Ex-President Trump does not have any evidence to support this court’s inability to uphold President Biden’s decision and the accommodations and agreements reached between the Political Branches about these documents. They both agree there is an unique legislative requirement for this.
They are relevant to the Committee’s inquiry into an attack upon the Legislative Branch.
The former President failed to prove a chance of success, in particular because (1) of President Biden’s thoughtfully reasoned and cabined conclusion that executive privilege claims are not in America’s best interests; (2) Congress has a uniquely vital interest studying January
Sixth attempt by the Congress to form remedial legislation, and protect its constitution and legislative operations. The balance of interest and equity weighs strongly in favor disclosure, as Trump’s former President has not established irreparable damage.
This concludes the opinion:
Ex-President Trump is not entitled to a preliminary order for all the reasons stated above.
That conclusion was not taken lightly. For the same reasons as former President Trump insists on, the confidentiality of Presidential communications is crucial to the efficient functioning of the Presidency.
Interest is a constitutional right.
Our Constitution, however, divides and checks and balances the power necessary to protect democracy and ensure freedom. Trump must end the executive privilege on presidential communications.
Protecting overriding interests is necessary.
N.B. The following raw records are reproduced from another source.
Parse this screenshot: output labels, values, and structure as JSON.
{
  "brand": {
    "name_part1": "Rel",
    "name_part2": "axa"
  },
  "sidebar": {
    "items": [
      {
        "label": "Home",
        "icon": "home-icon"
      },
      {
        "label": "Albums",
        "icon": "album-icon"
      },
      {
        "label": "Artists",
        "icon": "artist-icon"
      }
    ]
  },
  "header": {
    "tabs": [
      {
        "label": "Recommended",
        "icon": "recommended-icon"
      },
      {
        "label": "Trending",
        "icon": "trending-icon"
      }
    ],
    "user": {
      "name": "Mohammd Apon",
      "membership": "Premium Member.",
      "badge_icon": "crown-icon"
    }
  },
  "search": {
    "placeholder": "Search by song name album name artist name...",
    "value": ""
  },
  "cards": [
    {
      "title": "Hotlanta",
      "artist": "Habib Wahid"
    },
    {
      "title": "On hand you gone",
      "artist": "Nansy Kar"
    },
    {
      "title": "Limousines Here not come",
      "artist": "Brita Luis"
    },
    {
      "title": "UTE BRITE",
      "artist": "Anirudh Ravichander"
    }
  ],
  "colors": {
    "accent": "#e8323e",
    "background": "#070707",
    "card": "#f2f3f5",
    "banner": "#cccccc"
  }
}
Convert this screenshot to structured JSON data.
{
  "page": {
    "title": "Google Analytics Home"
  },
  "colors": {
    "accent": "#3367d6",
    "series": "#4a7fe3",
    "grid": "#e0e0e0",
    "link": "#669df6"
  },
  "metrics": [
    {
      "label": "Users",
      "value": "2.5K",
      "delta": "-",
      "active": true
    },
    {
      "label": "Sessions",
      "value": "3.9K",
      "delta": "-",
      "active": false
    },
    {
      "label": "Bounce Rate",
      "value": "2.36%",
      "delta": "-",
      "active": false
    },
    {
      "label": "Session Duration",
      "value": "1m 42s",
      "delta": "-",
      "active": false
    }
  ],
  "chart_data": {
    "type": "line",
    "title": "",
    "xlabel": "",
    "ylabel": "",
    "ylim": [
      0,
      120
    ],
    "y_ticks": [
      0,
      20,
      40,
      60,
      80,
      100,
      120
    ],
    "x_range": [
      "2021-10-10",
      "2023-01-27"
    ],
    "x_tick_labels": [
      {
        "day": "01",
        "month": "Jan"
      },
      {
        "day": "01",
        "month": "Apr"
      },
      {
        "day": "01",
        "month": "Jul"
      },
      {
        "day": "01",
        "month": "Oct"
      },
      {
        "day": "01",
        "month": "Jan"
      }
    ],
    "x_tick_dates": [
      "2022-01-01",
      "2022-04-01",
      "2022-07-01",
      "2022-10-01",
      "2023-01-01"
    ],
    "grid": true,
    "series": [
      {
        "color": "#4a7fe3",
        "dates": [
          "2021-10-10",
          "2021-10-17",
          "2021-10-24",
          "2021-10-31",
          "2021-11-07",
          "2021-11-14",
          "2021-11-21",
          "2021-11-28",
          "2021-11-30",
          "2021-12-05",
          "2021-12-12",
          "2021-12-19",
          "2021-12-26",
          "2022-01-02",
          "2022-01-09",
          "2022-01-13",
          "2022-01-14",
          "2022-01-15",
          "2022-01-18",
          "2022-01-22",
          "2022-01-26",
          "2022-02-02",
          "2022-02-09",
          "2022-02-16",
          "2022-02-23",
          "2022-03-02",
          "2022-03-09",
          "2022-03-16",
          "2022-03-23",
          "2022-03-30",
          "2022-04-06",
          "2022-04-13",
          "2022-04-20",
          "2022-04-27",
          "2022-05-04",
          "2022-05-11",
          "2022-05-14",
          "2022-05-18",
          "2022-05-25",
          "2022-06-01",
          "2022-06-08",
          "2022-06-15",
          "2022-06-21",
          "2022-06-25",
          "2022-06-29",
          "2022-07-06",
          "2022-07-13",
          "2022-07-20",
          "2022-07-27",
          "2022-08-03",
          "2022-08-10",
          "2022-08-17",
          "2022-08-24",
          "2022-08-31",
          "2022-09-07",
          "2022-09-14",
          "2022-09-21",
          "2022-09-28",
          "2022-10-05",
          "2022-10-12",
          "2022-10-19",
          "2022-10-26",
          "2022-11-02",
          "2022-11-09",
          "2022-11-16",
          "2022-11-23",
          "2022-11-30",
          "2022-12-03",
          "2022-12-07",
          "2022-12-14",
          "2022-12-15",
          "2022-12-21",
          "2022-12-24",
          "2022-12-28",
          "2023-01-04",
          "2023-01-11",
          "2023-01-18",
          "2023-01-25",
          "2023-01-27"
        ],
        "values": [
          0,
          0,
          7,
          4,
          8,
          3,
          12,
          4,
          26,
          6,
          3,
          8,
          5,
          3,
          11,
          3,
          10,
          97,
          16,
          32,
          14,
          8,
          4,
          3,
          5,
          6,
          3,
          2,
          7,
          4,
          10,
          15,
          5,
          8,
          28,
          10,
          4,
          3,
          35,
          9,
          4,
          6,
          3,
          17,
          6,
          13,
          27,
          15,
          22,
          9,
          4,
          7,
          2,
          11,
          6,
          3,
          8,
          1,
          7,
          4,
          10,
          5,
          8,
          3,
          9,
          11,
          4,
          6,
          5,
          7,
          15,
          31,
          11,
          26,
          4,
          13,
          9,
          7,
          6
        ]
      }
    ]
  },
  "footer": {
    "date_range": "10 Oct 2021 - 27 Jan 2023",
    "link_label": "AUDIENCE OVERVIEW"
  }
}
Oral Arg. Tr. 33:18–21, 34:23–25. These documents are of national importance to the President and Legislative Branch.
Trump’s goal is for an Article III court in the United States to interfere and invalidate the Judgements of President Trump and Congress. This would delay the Committee’s work and derail negotiations and arrangements that have been made between the Political Branches. It is essential that the Rule of Law holds that the former President has to meet all the legal requirements for preliminary injunctive Relief. Ex-President Trump failed to meet that obligation.
Benjamin Franklin declared, in the beginning, that we had “[a] Republic”—”if [we] can keep it.” It is possible to keep it.” The January 6th events exposed the fragility and tradition of democratic institutions that many of us had come to assume as a given. Each of Congress and President Trump ruled in their respective favor that access to the subset of communication records of the president is required to deal with a critical constitutional issue for the United States. The court has not been able to ignore President Trump’s assessments of Executive Branch interests and to cause a conflict of power that the Political Branch have avoided.